Being a High School RARA basketball coach

Being a High School RARA basketball coach

Ed Grijalva, Staff Writer

From playing on the hardwood himself to managing the sidelines, senior Nate Kustasz is one of few high schoolers to translate his passion for the game from playing to coaching RARA basketball. The quirk is that Kustasz is coaching players that are his own age, and some of his players are his best friends. However, he doesn’t let that affect his coaching.

“When we’re one court I don’t think of them as my friends,” Kustasz said. “I think of them as the players and they’re my responsibility and I’m trying to bring home the dub.”

Kustasz is the coach of the RARA team named the Daylily Wildfire. “Daylily” is the name of a park that all of the players have played at before. The team is made up of RHS seniors Daniel Villalpando, Jake Grueling, Kevin Cremonesi, Andrew Schaefer, Michael Busse, Michael Kelley, Gian Anovert, Jeffery Ip and Daniel Kalaj. When you have a senior laden team in recreational basketball, keeping them motivated can sometimes be an issue.

“I keep bringing up the phrase ‘Palace Bound’ because that’s the goal, to make the playoffs and play at the Palace [of Auburn Hills],” Kustasz said. “So every time after a timeout we break the huddle on a count of three yelling Palace Bound.”

Coaches at any level sometimes have another coach that inspires or influence their style of coaching. Coach Kustasz, also known as “Baby Izzo” (referring to Michigan State Basketball coach Tom Izzo), is no different.

“My coaching inspiration is definitely Luke Walton of the Golden State Warriors because he stepped in and did a great job as interim head coach,” Kustasz said. “Also coach [Tom] Izzo because my players call me ‘Baby Izzo’ and his passion is amazing.”

Coaches in any sport always want respect from their players and hope they listen to what they say, and Kustasz is no different. Luckily, his players respect what he has to say.

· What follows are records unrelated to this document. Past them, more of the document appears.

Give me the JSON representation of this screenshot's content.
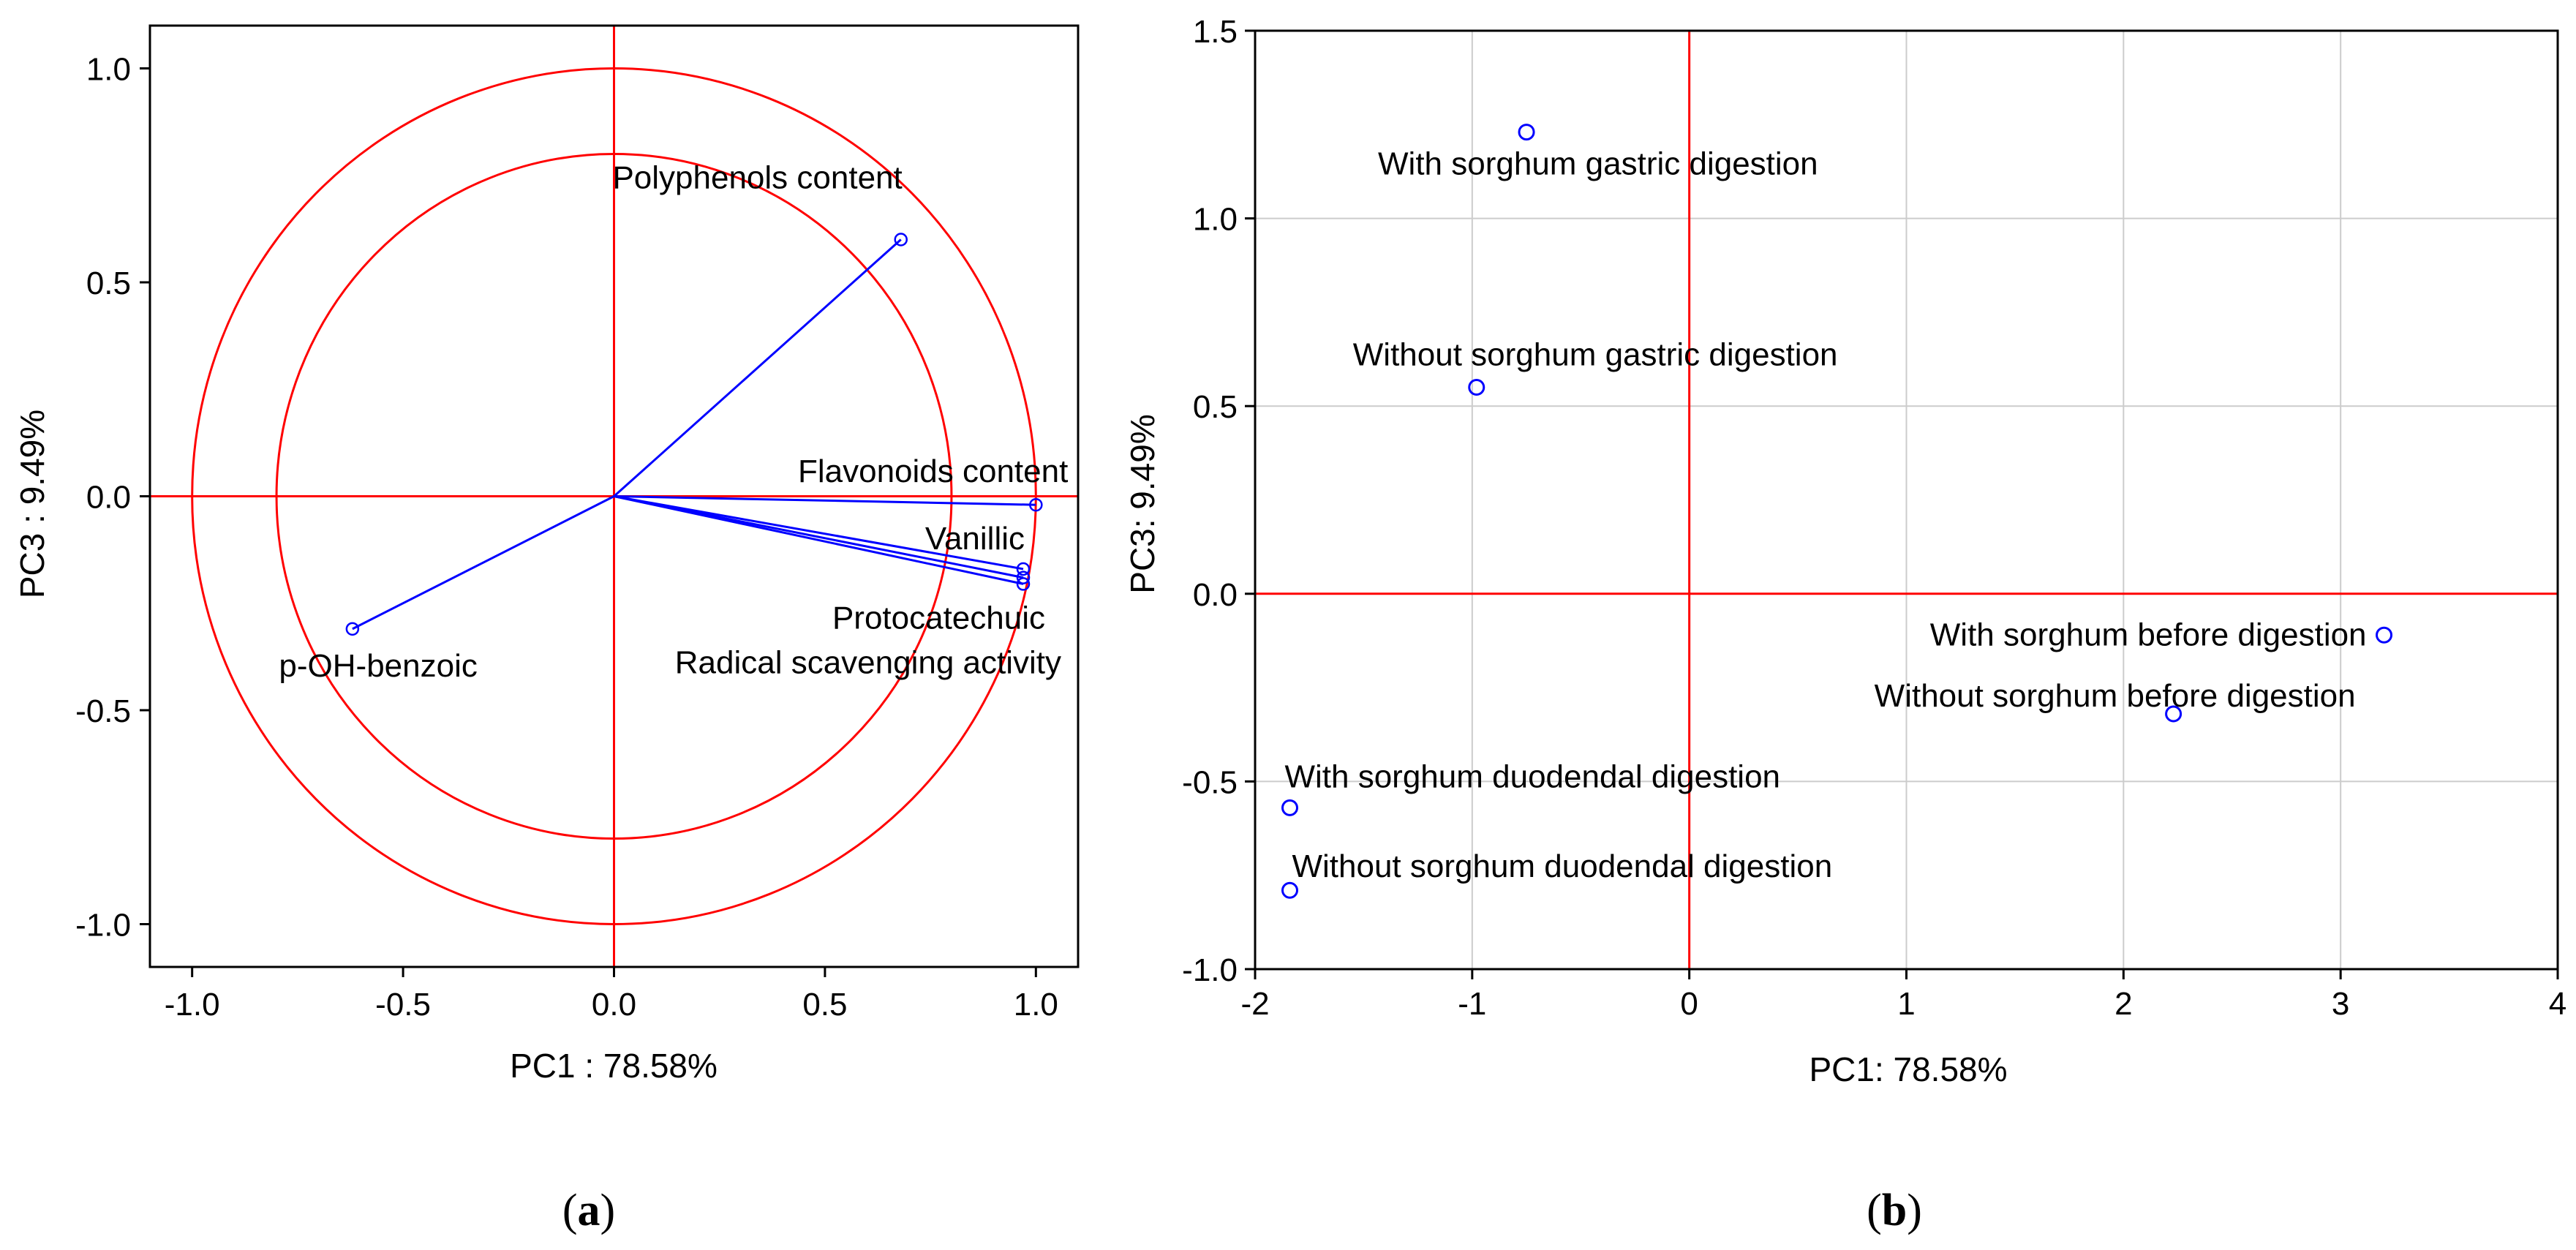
{
  "colors": {
    "reference": "#ff0000",
    "data": "#0000ff",
    "grid": "#cccccc",
    "frame": "#000000"
  },
  "chart_data": [
    {
      "type": "scatter",
      "subtype": "pca-correlation-circle",
      "caption_letter": "a",
      "xlabel": "PC1 : 78.58%",
      "ylabel": "PC3 :  9.49%",
      "xlim": [
        -1.1,
        1.1
      ],
      "ylim": [
        -1.1,
        1.1
      ],
      "xticks": [
        -1.0,
        -0.5,
        0.0,
        0.5,
        1.0
      ],
      "xtick_labels": [
        "-1.0",
        "-0.5",
        "0.0",
        "0.5",
        "1.0"
      ],
      "yticks": [
        1.0,
        0.5,
        0.0,
        -0.5,
        -1.0
      ],
      "ytick_labels": [
        "1.0",
        "0.5",
        "0.0",
        "-0.5",
        "-1.0"
      ],
      "grid": false,
      "circle_radii": [
        1.0,
        0.8
      ],
      "points": [
        {
          "name": "Polyphenols content",
          "x": 0.68,
          "y": 0.6
        },
        {
          "name": "Flavonoids content",
          "x": 1.0,
          "y": -0.02
        },
        {
          "name": "Vanillic",
          "x": 0.97,
          "y": -0.17
        },
        {
          "name": "Protocatechuic",
          "x": 0.97,
          "y": -0.19
        },
        {
          "name": "Radical scavenging activity",
          "x": 0.97,
          "y": -0.205
        },
        {
          "name": "p-OH-benzoic",
          "x": -0.62,
          "y": -0.31
        }
      ]
    },
    {
      "type": "scatter",
      "subtype": "pca-scores",
      "caption_letter": "b",
      "xlabel": "PC1: 78.58%",
      "ylabel": "PC3:  9.49%",
      "xlim": [
        -2,
        4
      ],
      "ylim": [
        -1.0,
        1.5
      ],
      "xticks": [
        -2,
        -1,
        0,
        1,
        2,
        3,
        4
      ],
      "xtick_labels": [
        "-2",
        "-1",
        "0",
        "1",
        "2",
        "3",
        "4"
      ],
      "yticks": [
        1.5,
        1.0,
        0.5,
        0.0,
        -0.5,
        -1.0
      ],
      "ytick_labels": [
        "1.5",
        "1.0",
        "0.5",
        "0.0",
        "-0.5",
        "-1.0"
      ],
      "grid": true,
      "points": [
        {
          "name": "With sorghum gastric digestion",
          "x": -0.75,
          "y": 1.23
        },
        {
          "name": "Without sorghum gastric digestion",
          "x": -0.98,
          "y": 0.55
        },
        {
          "name": "With sorghum before digestion",
          "x": 3.2,
          "y": -0.11
        },
        {
          "name": "Without  sorghum before digestion",
          "x": 2.23,
          "y": -0.32
        },
        {
          "name": "With sorghum duodendal digestion",
          "x": -1.84,
          "y": -0.57
        },
        {
          "name": "Without sorghum duodendal digestion",
          "x": -1.84,
          "y": -0.79
        }
      ]
    }
  ]
}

“I respect several things that Coach Kustasz has to say,” senior Daniel Villalpando said. “I like the line ups he puts out there and the schemes he has to score and to stop the other team from scoring.”

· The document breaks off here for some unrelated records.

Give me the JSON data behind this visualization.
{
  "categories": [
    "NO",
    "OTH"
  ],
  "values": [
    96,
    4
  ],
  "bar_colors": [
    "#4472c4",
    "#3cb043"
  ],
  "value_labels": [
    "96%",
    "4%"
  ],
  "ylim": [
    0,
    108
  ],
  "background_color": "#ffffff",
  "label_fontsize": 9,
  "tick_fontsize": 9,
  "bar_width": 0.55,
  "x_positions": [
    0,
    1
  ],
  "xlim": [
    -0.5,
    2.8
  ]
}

No coach is perfect, and each coach has strong and weak characteristics about themselves.

“You know, I think he’s doing all right but he could show a little more emotion,” senior Andrew Schaefer said. “I’d like to see some chairs thrown, maybe a few more technicals fouls here and there to show he’s into the game.”

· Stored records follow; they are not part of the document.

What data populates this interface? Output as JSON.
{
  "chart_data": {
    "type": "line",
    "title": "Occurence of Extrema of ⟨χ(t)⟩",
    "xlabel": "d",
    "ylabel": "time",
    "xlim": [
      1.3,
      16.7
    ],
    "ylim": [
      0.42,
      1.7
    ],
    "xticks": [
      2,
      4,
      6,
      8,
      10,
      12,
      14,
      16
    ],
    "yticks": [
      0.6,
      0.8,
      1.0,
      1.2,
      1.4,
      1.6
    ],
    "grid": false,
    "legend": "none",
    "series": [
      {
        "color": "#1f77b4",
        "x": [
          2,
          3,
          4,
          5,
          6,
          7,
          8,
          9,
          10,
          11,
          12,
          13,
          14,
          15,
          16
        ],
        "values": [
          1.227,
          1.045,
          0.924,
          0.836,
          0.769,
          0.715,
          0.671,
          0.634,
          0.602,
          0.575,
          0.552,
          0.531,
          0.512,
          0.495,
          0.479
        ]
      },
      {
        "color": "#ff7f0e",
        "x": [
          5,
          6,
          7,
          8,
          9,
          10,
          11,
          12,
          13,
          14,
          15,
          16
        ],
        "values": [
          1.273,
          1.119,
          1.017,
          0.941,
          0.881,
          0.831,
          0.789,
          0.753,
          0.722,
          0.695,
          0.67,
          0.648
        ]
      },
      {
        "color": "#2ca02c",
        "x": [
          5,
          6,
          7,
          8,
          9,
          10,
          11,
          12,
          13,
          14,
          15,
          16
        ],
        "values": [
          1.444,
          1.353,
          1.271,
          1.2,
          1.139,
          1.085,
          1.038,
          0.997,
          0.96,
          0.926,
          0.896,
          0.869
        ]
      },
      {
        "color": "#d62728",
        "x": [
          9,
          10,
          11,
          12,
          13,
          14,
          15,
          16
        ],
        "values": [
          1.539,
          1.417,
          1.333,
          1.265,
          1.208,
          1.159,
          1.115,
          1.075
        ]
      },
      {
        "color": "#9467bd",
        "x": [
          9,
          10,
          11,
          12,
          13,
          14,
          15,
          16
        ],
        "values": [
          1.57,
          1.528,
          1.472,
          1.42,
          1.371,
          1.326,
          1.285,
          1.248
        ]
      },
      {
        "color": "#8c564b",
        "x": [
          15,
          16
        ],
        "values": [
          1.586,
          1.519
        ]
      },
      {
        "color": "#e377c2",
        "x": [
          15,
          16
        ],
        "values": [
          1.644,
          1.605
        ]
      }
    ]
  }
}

The Daylily Wildfire are underachieving currently in their season, sporting a 1-3 record as of February 13th. In some cases, people might blame the coach for that.

“Yeah coach Kustasz does a really good jobs during timeouts and formulating plays to help us win,” senior Jake Grueling said. “But nah I’d probably fire him. He’s been getting better but he has had real hard time managing playing time and putting out good line ups but hopefully he keeps getting better so they don’t have to replace him.”

At the end of the day, however, it’s players that win games and the coach can only do so much to help them out.

“Despite the 1-3 record right now, I think he’s doing a good job,” senior Michael Busse said. “We’ve had a few misfortunate happenings in the last few games, a few missed clutch free throws in the last game, blowing large leads and the refs might play a role in that as well. But he’s not doing too bad, he’s doing the best he can with the talent he has.”